Les orateurs ont retracé la genèse du projet et tourné leurs regards vers l’avenir. Brigitte Besset, présidente du Conseil de communauté de Gland, a d’abord rappelé les débuts: les interrogations – rénover ou construire une nouvelle église? –, les premiers pas, en 2011, avec le «Groupe chapelle», la collaboration fructueuse avec la municipalité. «Notre patience, notre persévérance et notre humilité ont été notre force. Grâce à Dieu, à qui nous avons confié ce projet!» Puis Bernard Chevallay a souligné «la volonté, la disponibilité, l’enthousiasme, la persévérance, la foi et le travail» des membres du comité de pilotage. «Enfin! Après avoir imaginé cette église tous ensemble, il est temps de la bâtir», a lancé l’architecte, Flavio Boscardin, du bureau Coretra SA à Nyon.
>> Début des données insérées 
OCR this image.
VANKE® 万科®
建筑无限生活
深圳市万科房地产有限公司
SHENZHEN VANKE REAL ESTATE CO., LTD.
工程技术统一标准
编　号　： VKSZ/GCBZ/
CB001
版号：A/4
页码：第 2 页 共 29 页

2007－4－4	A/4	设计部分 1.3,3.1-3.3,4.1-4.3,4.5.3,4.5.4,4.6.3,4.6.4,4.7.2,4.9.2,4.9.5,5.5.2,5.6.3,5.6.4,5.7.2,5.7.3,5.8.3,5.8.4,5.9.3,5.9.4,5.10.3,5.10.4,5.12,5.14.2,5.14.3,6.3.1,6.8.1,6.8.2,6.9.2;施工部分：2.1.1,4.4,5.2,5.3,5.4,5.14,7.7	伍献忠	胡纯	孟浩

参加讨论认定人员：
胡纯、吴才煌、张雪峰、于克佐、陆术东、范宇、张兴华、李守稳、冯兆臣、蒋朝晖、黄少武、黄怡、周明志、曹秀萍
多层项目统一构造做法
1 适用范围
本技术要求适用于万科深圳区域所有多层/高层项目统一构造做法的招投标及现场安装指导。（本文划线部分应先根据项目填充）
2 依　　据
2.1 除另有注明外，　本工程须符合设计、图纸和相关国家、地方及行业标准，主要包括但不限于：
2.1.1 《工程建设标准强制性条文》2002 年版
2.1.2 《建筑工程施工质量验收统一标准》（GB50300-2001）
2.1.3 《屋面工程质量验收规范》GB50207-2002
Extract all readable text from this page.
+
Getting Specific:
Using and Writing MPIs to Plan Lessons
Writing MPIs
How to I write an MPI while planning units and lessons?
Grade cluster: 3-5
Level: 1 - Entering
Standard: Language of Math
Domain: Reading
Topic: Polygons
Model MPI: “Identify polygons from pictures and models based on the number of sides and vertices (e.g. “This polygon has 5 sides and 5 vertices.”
Isabelle Monney, municipale de Gland chargée du dicastère affaire sociales, logement, culture, cultes, politique de la santé et des personnes âgées, a constaté que «construire une église est un événement des plus rares puisque dans notre canton la dernière église bâtie est celle de Préverenges en 1986» avant de relever combien les communautés religieuses «font rayonner le vivre-ensemble et renforcent cette qualité de vie si chère à notre ville». Gilles Vallat, président de la paroisse de Nyon, dont Gland fait partie, a évoqué «des périodes de doute et d’interrogations, notamment lors des procédures devant la justice, mais jamais de découragement ».

FRANCHIR LES MURS

L’abbé Zbiniew Wiszowaty, prêtre répondant pour la communauté, intégrée dans l’Unité pastorale (UP) Nyon-Terre Sainte, et le curé modérateur, l’abbé Jean-Claude Dunand, ont ensuite béni le chantier, implorant l’assistance de Dieu. L’abbé Wiszowaty a rappelé que «si Dieu ne bâtit pas la maison, c’est en vain que travaillent ceux qui la construisent» et souligné que «nous viendrons dans cette nouvelle église pour écouter la Parole de Dieu et vivifier notre foi». Puis Françoise Merlo, ancienne responsable de l’Equipe d’animation de l’UP, s’est interrogée: «Pourquoi reconstruire des murs après ce temps de pandémie qui nous a fait prendre conscience, parfois malgré nous, que ton corps dépasse largement les murs d’une église, et où nous avons fait corps en dehors des murs?». Dans la fierté, la reconnaissance et «la suite du désir de nos prédécesseurs», «nous allons élever des murs non pour nous dérober, nous calfeutrer, nous mettre au chaud entre bienpensants, mais pour créer de l’intime, chercher la chambre haute, celle où l’on reçoit le don de la prière…Nous construisons ta maison, Seigneur, notre maison». Une église «pour nous retrouver autour de ta table, pour renaître à notre identité de filles et de fils de Dieu et reconnaître notre origine, fondée sur ta Parole», une Parole qui nous appelle à l’intérieur des murs et nous fait sortir jusqu’aux extrémités de la terre. Une église bâtie sur le roc qu’est le Christ où «nous ferons eucharistie», devenant un «peuple revivifié pour franchir les murs» et être témoins.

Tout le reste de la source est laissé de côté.